Hacettepe Üniversitesi Tıp Fakültesi Çocuk Enfeksiyon Hastalıkları Bilim Kolu Lideri Prof. Dr. Mehmet Ceyhan, Covid-19 ile çabada alınan izolasyon önlemleri kapsamında, ailede olumlu olay çıktığında aşılı yetişkinlere karantina uygulanmadığını hatırlattı. Ceyhan, “Bu çok yanlış; zira aşı bulaşmayı engellemiyor. Aşılı bir insan konuttaki müspet bireyden virüsü alıp, götürüp, iş yerinde bulaştırabilir. Aşılı, aşısız ayırt etmeden herkese izolasyon önlemi uygulamak zorundayız” dedi.
Temmuz ayının sonundan itibaren 4’üncü dalganın başladığını kaydeden Prof. Dr. Ceyhan, “Biz 3’üncü dalgayı İngiliz ‘Alfa’ varyantıyla 63 binler civarında bir pik noktasıyla yaşadıktan sonra yeniden tıpkı şeyi yaptık. Bütün önlemleri bir anda kaldırdık. Temmuz ayının sonundan itibaren 4’üncü dalga başladı. Artık 4 ayı geçti. Hala günlük hadise sayımızı 20 binlerin altına indiremedik. Her gün 200-250 civarında vefat ortaya çıkıyor. Bu 4’üncü dalga yaklaşık 4 ay 10 gündür devam ediyor. Her gün bu civarda hadise ve mevt gördüğümüz için sanılanın bilakis ‘Delta’ varyantında gördüğümüz 4’üncü dalgada daha evvelki 3 dalganın toplamından daha fazla hadise ve daha fazla mevt gördük. ‘Toplumu belirli bir oranda aşıladık, onun için olaylar çok yüksek seyretmiyor’ diye düşünmek yanlış. Aşının çok kıymetli bir işlevi var.
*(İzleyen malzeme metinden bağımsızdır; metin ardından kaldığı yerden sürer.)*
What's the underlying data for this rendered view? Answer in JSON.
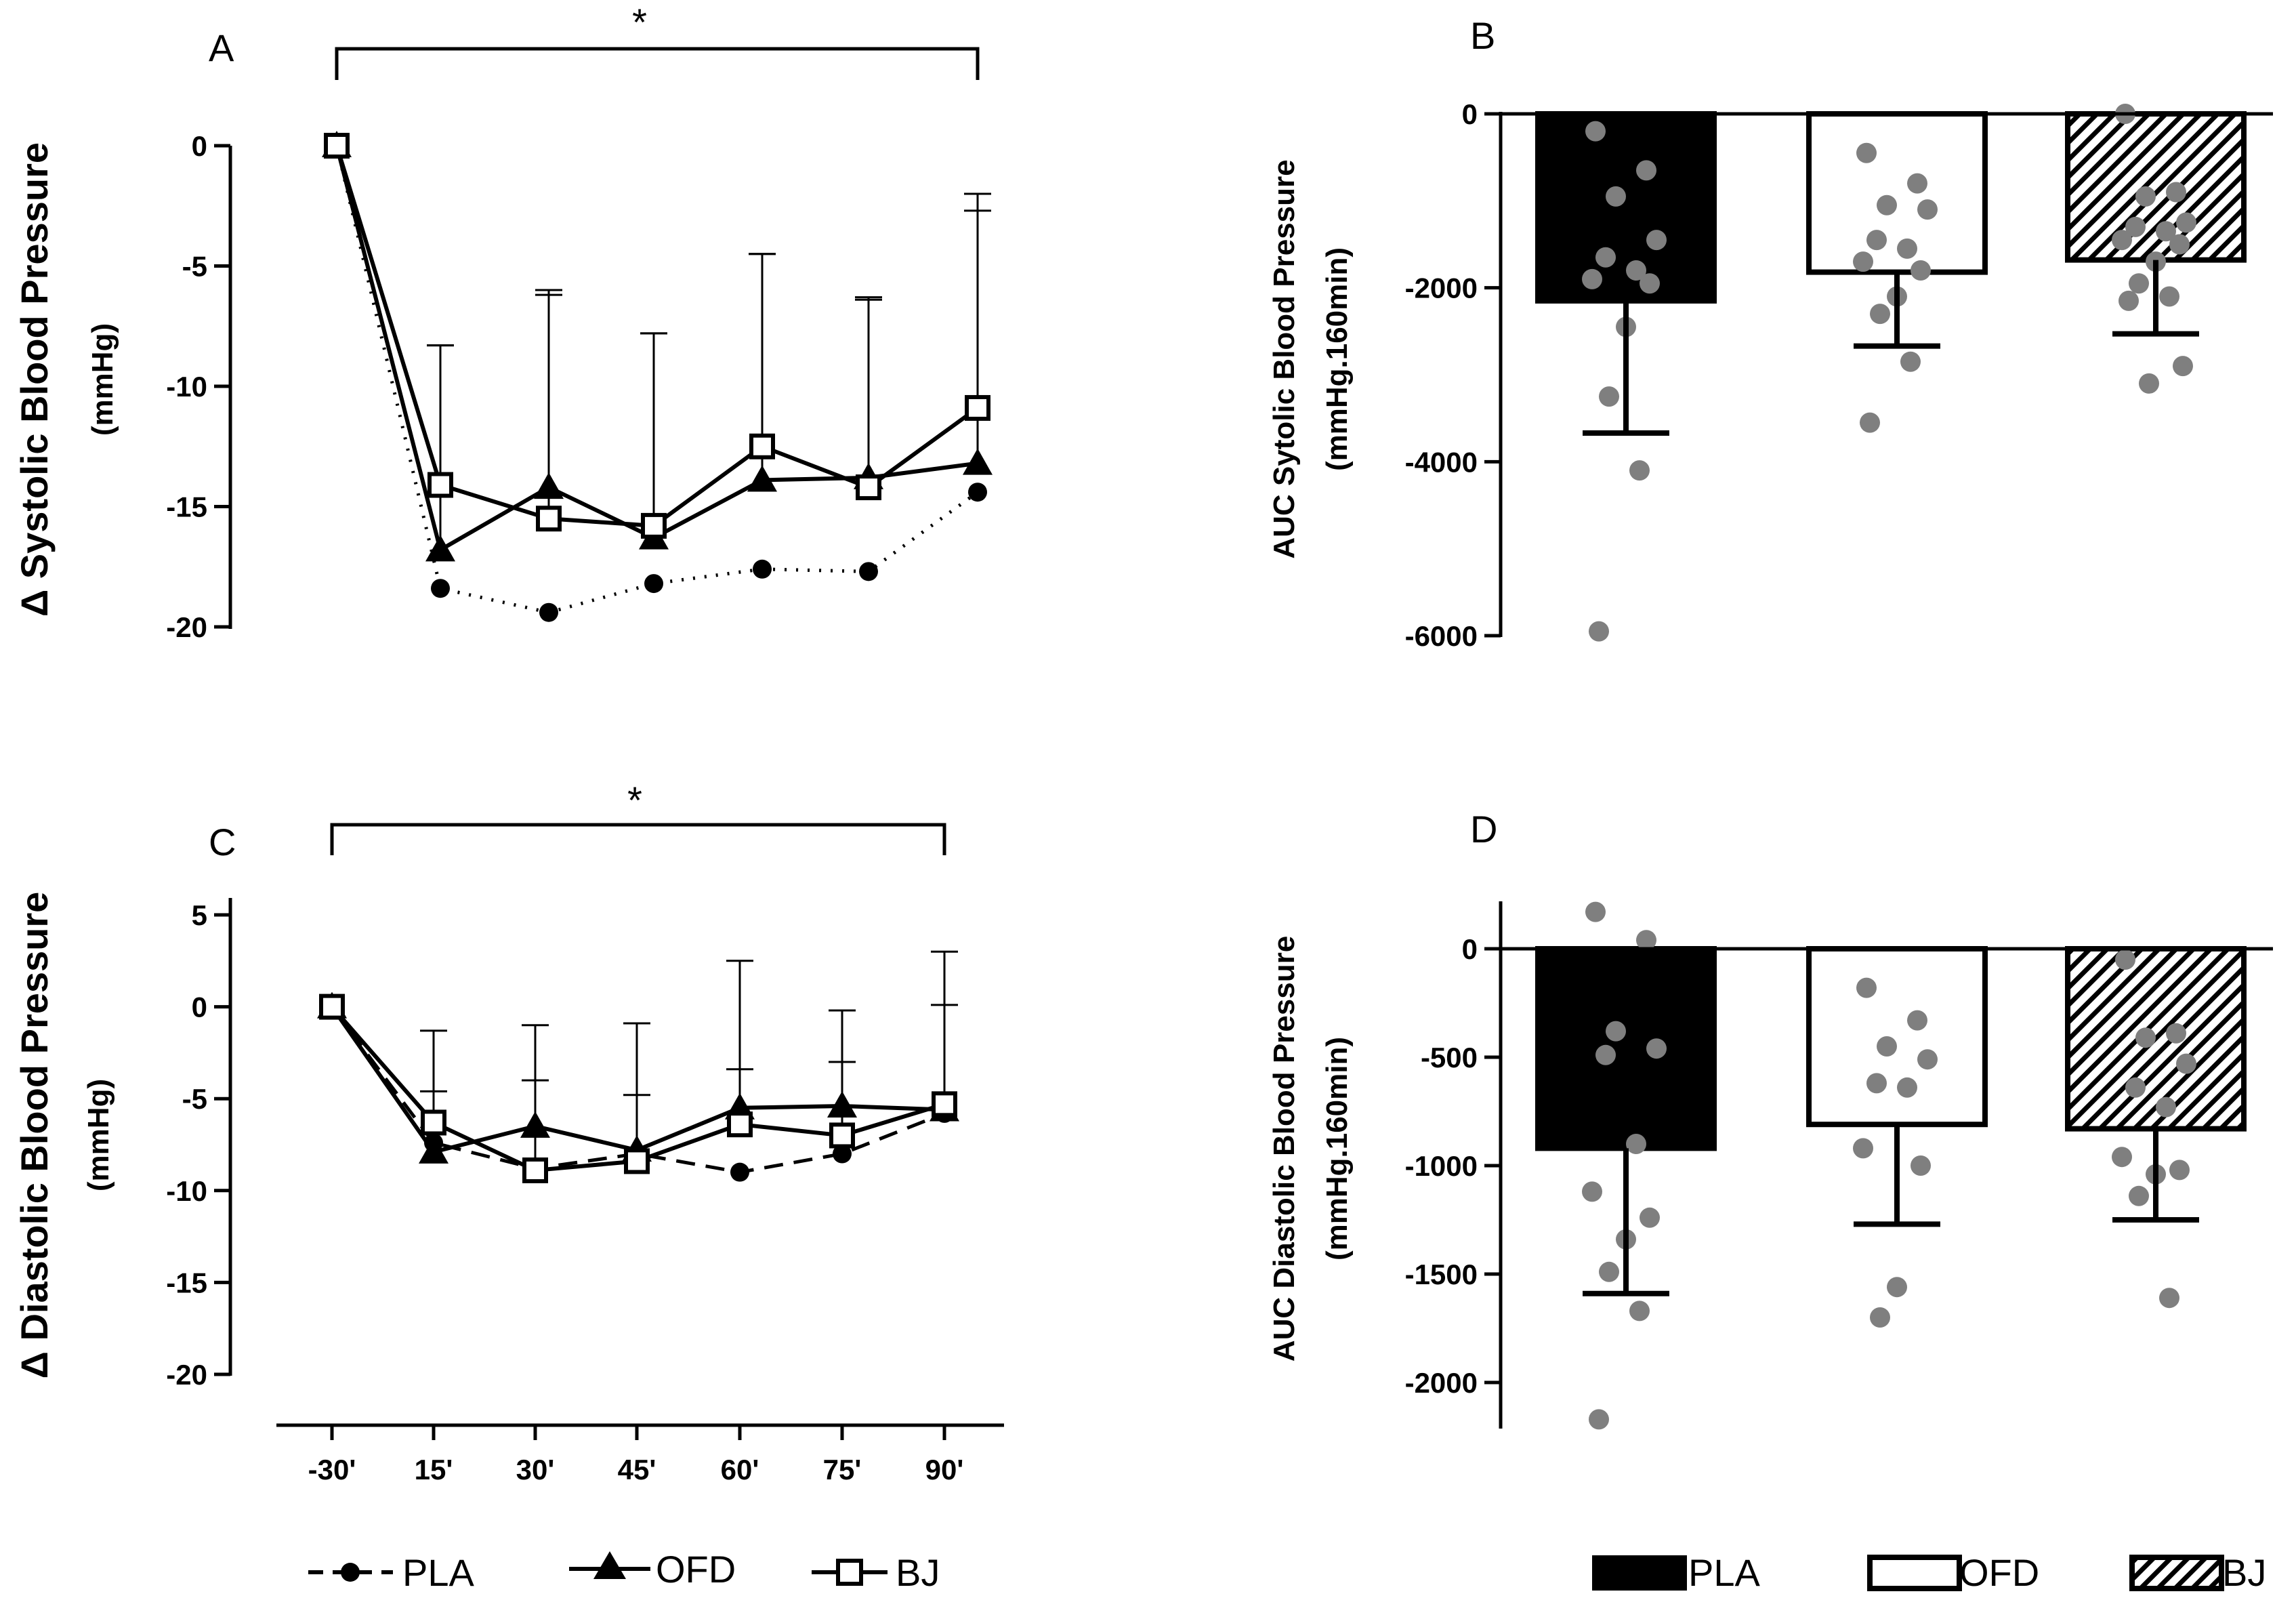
{
  "chart_data": [
    {
      "panel": "A",
      "type": "line",
      "ylabel": "Δ Systolic Blood Pressure",
      "ylabel_unit": "(mmHg)",
      "categories": [
        "-30'",
        "15'",
        "30'",
        "45'",
        "60'",
        "75'",
        "90'"
      ],
      "ylim": [
        -20,
        0
      ],
      "yticks": [
        0,
        -5,
        -10,
        -15,
        -20
      ],
      "significance": "*",
      "series": [
        {
          "name": "PLA",
          "values": [
            0,
            -18.4,
            -19.4,
            -18.2,
            -17.6,
            -17.7,
            -14.4
          ],
          "err": [
            0,
            0,
            0,
            0,
            0,
            0,
            0
          ]
        },
        {
          "name": "OFD",
          "values": [
            0,
            -16.8,
            -14.2,
            -16.3,
            -13.9,
            -13.8,
            -13.2
          ],
          "err": [
            0,
            8.5,
            8.2,
            8.5,
            9.4,
            7.5,
            11.2
          ]
        },
        {
          "name": "BJ",
          "values": [
            0,
            -14.1,
            -15.5,
            -15.8,
            -12.5,
            -14.2,
            -10.9
          ],
          "err": [
            0,
            5.8,
            9.3,
            8.0,
            8.0,
            7.8,
            8.2
          ]
        }
      ]
    },
    {
      "panel": "B",
      "type": "bar",
      "ylabel": "AUC Sytolic Blood Pressure",
      "ylabel_unit": "(mmHg.160min)",
      "categories": [
        "PLA",
        "OFD",
        "BJ"
      ],
      "values": [
        -2150,
        -1820,
        -1680
      ],
      "err": [
        1520,
        850,
        850
      ],
      "ylim": [
        -6000,
        0
      ],
      "yticks": [
        0,
        -2000,
        -4000,
        -6000
      ],
      "points": [
        [
          -200,
          -650,
          -950,
          -1450,
          -1650,
          -1800,
          -1900,
          -1950,
          -2450,
          -3250,
          -4100,
          -5950
        ],
        [
          -450,
          -800,
          -1050,
          -1100,
          -1450,
          -1550,
          -1700,
          -1800,
          -2100,
          -2300,
          -2850,
          -3550
        ],
        [
          0,
          -900,
          -950,
          -1250,
          -1300,
          -1350,
          -1450,
          -1500,
          -1700,
          -1950,
          -2100,
          -2150,
          -2900,
          -3100
        ]
      ]
    },
    {
      "panel": "C",
      "type": "line",
      "ylabel": "Δ Diastolic Blood Pressure",
      "ylabel_unit": "(mmHg)",
      "categories": [
        "-30'",
        "15'",
        "30'",
        "45'",
        "60'",
        "75'",
        "90'"
      ],
      "ylim": [
        -20,
        5
      ],
      "yticks": [
        5,
        0,
        -5,
        -10,
        -15,
        -20
      ],
      "significance": "*",
      "series": [
        {
          "name": "PLA",
          "values": [
            0,
            -7.4,
            -8.8,
            -8.0,
            -9.0,
            -8.0,
            -5.8
          ],
          "err": [
            0,
            0,
            0,
            0,
            0,
            0,
            0
          ]
        },
        {
          "name": "OFD",
          "values": [
            0,
            -7.9,
            -6.5,
            -7.8,
            -5.5,
            -5.4,
            -5.6
          ],
          "err": [
            0,
            6.6,
            5.5,
            6.9,
            8.0,
            5.2,
            8.6
          ]
        },
        {
          "name": "BJ",
          "values": [
            0,
            -6.3,
            -8.9,
            -8.4,
            -6.4,
            -7.0,
            -5.3
          ],
          "err": [
            0,
            1.7,
            4.9,
            3.6,
            3.0,
            4.0,
            5.4
          ]
        }
      ]
    },
    {
      "panel": "D",
      "type": "bar",
      "ylabel": "AUC Diastolic Blood Pressure",
      "ylabel_unit": "(mmHg.160min)",
      "categories": [
        "PLA",
        "OFD",
        "BJ"
      ],
      "values": [
        -920,
        -810,
        -830
      ],
      "err": [
        670,
        460,
        420
      ],
      "ylim": [
        -2200,
        200
      ],
      "yticks": [
        0,
        -500,
        -1000,
        -1500,
        -2000
      ],
      "points": [
        [
          170,
          40,
          -380,
          -460,
          -490,
          -900,
          -1120,
          -1240,
          -1340,
          -1490,
          -1670,
          -2170
        ],
        [
          -180,
          -330,
          -450,
          -510,
          -620,
          -640,
          -920,
          -1000,
          -1560,
          -1700
        ],
        [
          -50,
          -390,
          -410,
          -530,
          -640,
          -730,
          -960,
          -1020,
          -1040,
          -1140,
          -1610
        ]
      ]
    }
  ],
  "line_legend": [
    "PLA",
    "OFD",
    "BJ"
  ],
  "bar_legend": [
    "PLA",
    "OFD",
    "BJ"
  ]
}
Yüzde 80’in üzerinde insanı şayet aşıyla bağışık hale getirebilirsek bu salgın bitecek; lakin yüzde 80’in altında yüzde 50-60 aşılayarak salgına rastgele bir tesirde bulunamazsınız zira hala toplumda çok önemli o salgını devam ettirebilecek sayıda insan var” dedi.
“Hedeften uzaklaşıyoruz”
Prof. Dr. Ceyhan, aşılamanın çok yavaşladığına da vurgu yaparak, “Birinci başta 1,5 milyon doz günlük 1’inci doz aşı yaparken, geldiğimiz noktada günde 50-60 bin doz 1’inci doz aşı, 10-20 bin doz 3’üncü doz aşı yapar duruma geldik. Meğer olağan 2 doz aşısını yaptığı halde müddet geçtiği için bağışıklığını kaybeden insan sayısı bizim aşıladığımızdan daha fazla. Yani biz her gün biraz daha yaklaşmak yerine o amaçtan uzaklaşıyoruz. Bunun kesinlikle aşikâr önlemlerle düzeltilmesi lazım. Yeni bir önlem icat etmeye gerek yok. Avrupa’da, Amerika Birleşik Devletleri’nde alınan önlemler muhakkak. Bizim de birincisi aşıya zorlayıcı birtakım önlemler almamız lazım. İkincisi PCR testini aşının alternatifi üzere sunmamamız lazım zira en düzgün PCR testleri bile yüzde 50-60 civarında hassas. Siz lakin yarısını bulabiliyorsunuz. Negatif bile çıksa o beşerde virüs taşıma riski devam ediyor. Halbuki aşılı olsa en azından virüsü bulaştırabilir; ancak kendinin korunacağından emin olursunuz. O yüzden kesinlikle o test alternatifini kaldırıp, aşikâr durumlarda aşılı olma kaidesi aramalıyız” diye konuştu.